The European Commission approved nivolumab as an adjuvant treatment in July 2018 for adult patients with completely resected melanoma with lymph node involvement or metastatic disease, regardless of BRAF mutation status.
The approval was based on data from the phase III CheckMate-238 trial, in which the recurrence-free survival rate at 18 months with nivolumab was 66.4% (95% CI, 61.8%-70.6%) compared with 52.7% (95% CI, 47.8%-57.4%) for ipilimumab (Yervoy) in patients with stage IIIB/C or IV melanoma.2 There was a 35% reduction in the risk of recurrence or death with the PD-1 inhibitor versus the CTLA-4 inhibitor (HR, 0.65; 95% CI, 0.53-0.80; P <.0001).
Previously, in April 2018, the European Commission granted an approval to the every-4-week dose of single-agent nivolumab infused over 60 minutes for patients with advanced melanoma and previously treated renal cell carcinoma. At this time, the European Commission also approved the every-2-week 240 mg dosing option that is infused over 30 minutes for all 6 approved monotherapy indications in the European Union.

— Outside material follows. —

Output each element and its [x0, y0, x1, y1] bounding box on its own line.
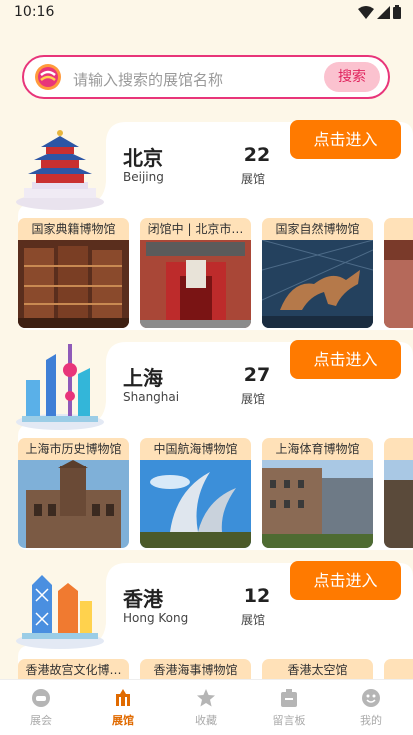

Additionally, in March 2018, the FDA approved a supplemental biologics license application adding a 4-week dosing schedule for nivolumab across several of the PD-1 inhibitor's indications:
Research presented at the 2017 AACR Annual Meeting indicated that safety and efficacy would be similar between a nivolumab dosing schedule of 480 mg every 4 weeks compared with 3 mg/kg every 2 weeks.3 Using quantitative clinical pharmacology analyses and safety assessments, the investigators examined the predicted risk/benefit profile of the less frequent 480-mg regimen relative to the 3-mg/kg regimen.
Among the patients with melanoma, NSCLC, or RCC, results showed sa <1% difference in the predicted probability of achieving a response. The predicted 1- and 2-year survival probabilities were also similar among patients with these tumor types receiving either of the 2 doses, with differences ranging between 0% to 4.6% at year 1, and 1.9% to 6.9% at year 2.
The FDA first approved nivolumab as a single agent for advanced melanoma in December 2014, as a treatment for patients with unresectable or metastatic melanoma and disease progression following ipilimumab and, if BRAF V600—positive, a BRAF inhibitor.